Since the question is phrased relative to Google Ads, the context in which affiliate marketing is referred to here would be from the point of view of trying to sell your own product or service online. We’re not talking about being an affiliate yourself… As a Google Ads alternative to get word out there about your offer(s) – which basically entails paying for clicks and views – the affiliate marketing route would rather have you joining an affiliate network as a vendor, if not having your own affiliate programme built into your e-commerce structure.
Perhaps the most prominent example of a digital products-and-services affiliate network is none other than ClickBank, while vendors who have affiliate programmes integrated into their e-commerce structures take the form of the likes of Booking Dotcom, etc. If you scroll right down to the bottom of the Booking Dotcom site you’ll find a “Become an Affiliate” link…
So the question is: is affiliate marketing a worthy alternative to Google Ads? Generally speaking the answer is “yes,” but it’s not as simple as that, because it all depends on what kind of offer you’re trying to get sales for.
The often deceptively misused mantra of online marketing success coming down to an investment in either time or money applies. Is your sales-offer a time-sensitive one? For example, you might be in possession of tickets for a concert or sporting event with a fixed, fast-approaching date, in which case it’s probably too late to start an affiliate marketing campaign, unless you already have an established network of affiliates who are targeting that specific or related niche.
That brings to light a very important factor regarding affiliate marketing, which is that it requires an investment of time and effort. As someone who has experience using iDevAffiliate affiliate management software, I might know some shortcut, but things don’t come easy when setting up everything from the scratch. Sure, if you join an affiliate network then you’re essentially delegating that required time and effort to the many affiliates who will be the ones marketing the sales offer, but that whole process still requires time and effort to be spent. It’s just not you who will be expending that time and effort…
The best of online marketing campaigns incorporates a range of marketing channels in any case, so typically it would never be an exclusively either-or scenario between affiliate marketing and Google Ads. The cost differences are probably what bring it down to an exclusive consideration of one versus the other, in which case the most experienced of internet marketing experts will likely lean towards affiliate marketing.
Here’s the thing; unless your Google Ads campaign is to shove a sales offer under the noses of the targeted market, usually it would form part of the leads-generation campaign which ultimately forms part an affiliate marketing strategy. Chances are very high that an affiliate marketing your offer will look towards Google Ads, so the most logical choice is to focus on affiliate marketing.
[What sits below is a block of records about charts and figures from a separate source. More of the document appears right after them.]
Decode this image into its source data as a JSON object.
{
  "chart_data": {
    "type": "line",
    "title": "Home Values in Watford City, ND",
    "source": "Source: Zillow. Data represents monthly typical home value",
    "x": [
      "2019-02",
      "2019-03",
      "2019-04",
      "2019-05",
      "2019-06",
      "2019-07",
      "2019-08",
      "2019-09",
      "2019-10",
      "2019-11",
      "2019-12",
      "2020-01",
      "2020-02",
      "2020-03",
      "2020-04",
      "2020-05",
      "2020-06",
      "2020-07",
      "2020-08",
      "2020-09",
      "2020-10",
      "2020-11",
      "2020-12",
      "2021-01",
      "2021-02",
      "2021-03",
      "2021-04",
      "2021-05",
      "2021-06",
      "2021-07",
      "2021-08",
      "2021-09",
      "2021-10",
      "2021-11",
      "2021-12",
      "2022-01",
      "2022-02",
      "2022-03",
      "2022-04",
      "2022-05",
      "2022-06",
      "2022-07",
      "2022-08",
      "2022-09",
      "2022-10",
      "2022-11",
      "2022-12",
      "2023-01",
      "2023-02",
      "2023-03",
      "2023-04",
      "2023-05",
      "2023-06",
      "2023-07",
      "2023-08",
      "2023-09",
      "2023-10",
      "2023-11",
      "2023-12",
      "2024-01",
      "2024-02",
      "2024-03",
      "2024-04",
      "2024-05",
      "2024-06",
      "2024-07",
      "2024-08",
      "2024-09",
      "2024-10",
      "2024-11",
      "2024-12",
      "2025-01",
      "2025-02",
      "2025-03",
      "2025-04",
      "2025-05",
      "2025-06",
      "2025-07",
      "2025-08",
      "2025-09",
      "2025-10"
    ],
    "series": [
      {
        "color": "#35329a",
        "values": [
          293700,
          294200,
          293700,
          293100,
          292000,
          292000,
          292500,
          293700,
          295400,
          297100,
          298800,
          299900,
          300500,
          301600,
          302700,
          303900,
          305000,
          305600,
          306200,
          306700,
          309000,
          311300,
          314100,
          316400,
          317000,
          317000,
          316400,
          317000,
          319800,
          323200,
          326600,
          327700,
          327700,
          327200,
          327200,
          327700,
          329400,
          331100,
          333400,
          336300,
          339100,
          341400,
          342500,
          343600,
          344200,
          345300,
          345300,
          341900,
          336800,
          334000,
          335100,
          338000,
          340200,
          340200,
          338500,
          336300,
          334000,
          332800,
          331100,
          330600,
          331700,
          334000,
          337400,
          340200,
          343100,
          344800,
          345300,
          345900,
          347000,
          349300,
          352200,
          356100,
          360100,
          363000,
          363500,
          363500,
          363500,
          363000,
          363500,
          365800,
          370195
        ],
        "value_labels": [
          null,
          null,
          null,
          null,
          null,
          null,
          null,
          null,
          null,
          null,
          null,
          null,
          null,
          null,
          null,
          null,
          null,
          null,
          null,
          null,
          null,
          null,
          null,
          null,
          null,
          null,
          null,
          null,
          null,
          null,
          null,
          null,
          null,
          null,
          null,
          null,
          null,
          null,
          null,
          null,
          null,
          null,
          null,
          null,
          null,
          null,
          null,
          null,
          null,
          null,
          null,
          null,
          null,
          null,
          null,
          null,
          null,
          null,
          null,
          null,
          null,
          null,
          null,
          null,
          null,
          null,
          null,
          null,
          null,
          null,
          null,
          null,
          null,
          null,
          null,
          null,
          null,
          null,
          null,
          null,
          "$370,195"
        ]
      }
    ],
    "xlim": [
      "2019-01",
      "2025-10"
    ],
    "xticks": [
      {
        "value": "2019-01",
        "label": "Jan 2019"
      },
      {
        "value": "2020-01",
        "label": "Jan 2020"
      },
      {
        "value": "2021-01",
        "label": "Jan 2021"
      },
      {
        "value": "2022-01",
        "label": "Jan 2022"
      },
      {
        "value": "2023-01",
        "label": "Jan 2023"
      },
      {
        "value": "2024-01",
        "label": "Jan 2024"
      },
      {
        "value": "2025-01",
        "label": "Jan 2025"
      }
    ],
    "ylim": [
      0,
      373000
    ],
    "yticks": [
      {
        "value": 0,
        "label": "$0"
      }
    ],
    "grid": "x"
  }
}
An offer-based Google Ads campaign comes to an end as soon as you deplete your budget and get the estimated number of clicks that budget indicatively accounted for, while an affiliate marketing listing will only have you building up momentum as time goes by. There’s also the advantage of effectively only paying for the marketing of your offer once the sale has been completed, as per the basics of affiliate marketing, whereas with Google Ads you’re essentially bidding on keywords and paying for click through-s, whether or not they result in sales.